From 1919, he served in the Intelligence Department of the Ukrainian Galician Army. At that time, the work of the intelligence service was divided into two main periods: the Galician period, during which the war with the Poles continued, and the Dnipro period, when the fighting with the red and Volunteer armies was ongoing. On the instructions of the leadership of the Intelligence Department, I. Vyslotskyi conducted several raids into the rear of the bolshevik army and obtained important information. During one of the missions, the detachment he led managed to blow up a railroad bridge south of Korosten while a bolshevik train with weapons and personnel was passing through it.

In the spring of 1920, the UGA and its special services actually ceased regular activities. At this, most army officers and riflemen, intelligence and counterintelligence officers, including I. Vyslotskyi, went underground, joined the ranks of insurgent and partisan formations and national liberation movements, and continued the struggle for the independence and unity of the Ukrainian state in different conditions.

In 1936-1939, I. Vyslotskyi worked in a Lviv publishing house.

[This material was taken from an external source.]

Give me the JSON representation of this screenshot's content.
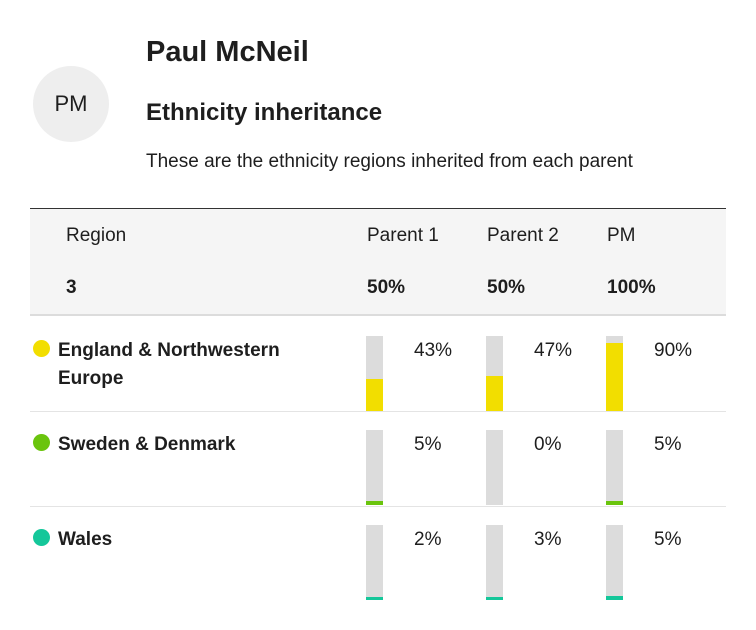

Before the arrival of the red army in September 1939, he and his family had left for  his native Lemkivshchyna, and in the autumn of 1941 settled in Sambir, where he was engaged in publishing new school textbooks devoid of communist stereotypes. In 1944, he and his family found themselves in a displaced persons camp in Germany, from where they left for Paraguay in 1948. In his last years overseas, he taught children of immigrants to read and write Ukrainian. His memoirs tell about political and military intelligence during the existence of the Ukrainian Army in 1917-1919.

He passed away in Argentina in 1969.